Comparing Chinese and Korean panel data from historical population registers

James Z. Lee, Hong Kong University of Science and Technology
Cameron D. Campbell, University of California, Los Angeles
Hao Dong, Hong Kong University of Science and Technology

Comparison requires comparability. As similar data and methods enabled the development of historical demography and historical sociology within Europe and among specific Eurasia communities, so it is hoped similar data and similar methods allow the development of comparative historical demography and sociology within East Asia. This ambition motivates this paper which compares three of newly available historical panel datasets transcribed from household registers in East Asia. Specifically, they are China Multi-Generational Panel Dataset – Liaoning (CMGPD-LN) 1749-1909, China Multi-Generational Panel Dataset – Shuangcheng (CMGPD-SC) 1866-1912 and Korean Tansung Household Registers (THR) 1678-1888. We first introduce similarities and differences among the three datasets, including institutional settings, temporal and spatial characteristics, formats of source registers, etc. Secondly, we compare the capacity of individual and inter-personal linking. As original household registers were cross-sectional and were compiled annually or triennially, transferring to panel data requires linking individual observations across registers. Further, using these panel data to calculate a number of standard demographic measures and to analyze the roles of kin-networks and broader social context requires linking individuals to their spouses, children, parents and other relatives.

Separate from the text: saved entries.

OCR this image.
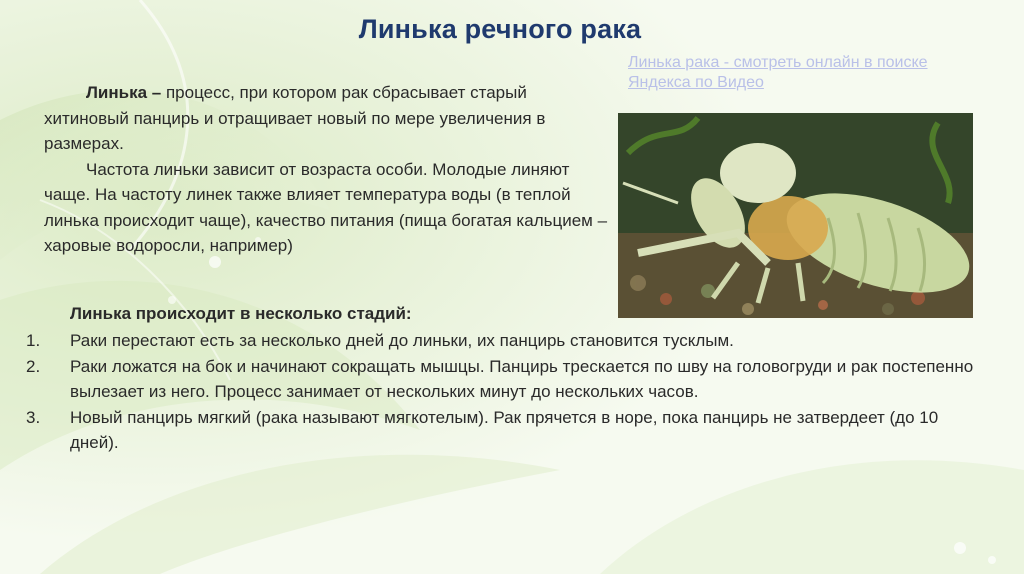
Линька речного рака
Линька рака - смотреть онлайн в поиске Яндекса по Видео

Линька – процесс, при котором рак сбрасывает старый хитиновый панцирь и отращивает новый по мере увеличения в размерах.

Частота линьки зависит от возраста особи. Молодые линяют чаще. На частоту линек также влияет температура воды (в теплой линька происходит чаще), качество питания (пища богатая кальцием – харовые водоросли, например)

Линька происходит в несколько стадий:
1. Раки перестают есть за несколько дней до линьки, их панцирь становится тусклым.
2. Раки ложатся на бок и начинают сокращать мышцы. Панцирь трескается по шву на головогруди и рак постепенно вылезает из него. Процесс занимает от нескольких минут до нескольких часов.
3. Новый панцирь мягкий (рака называют мягкотелым). Рак прячется в норе, пока панцирь не затвердеет (до 10 дней).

Thirdly, we discuss the feasibility of these datasets on several basic topics, based on tests of left-hand and right-hand censoring problems. Fourthly, we specifically illustrate characteristics of data referring to several standard demographic issues, such as age, sex and social composition, fertility, mortality, marriage and migration. With EAP members’ help, we hope to enrich this paper by involving other comparable historical datasets from Taiwan, Japan and Korea into our comparison in the short future.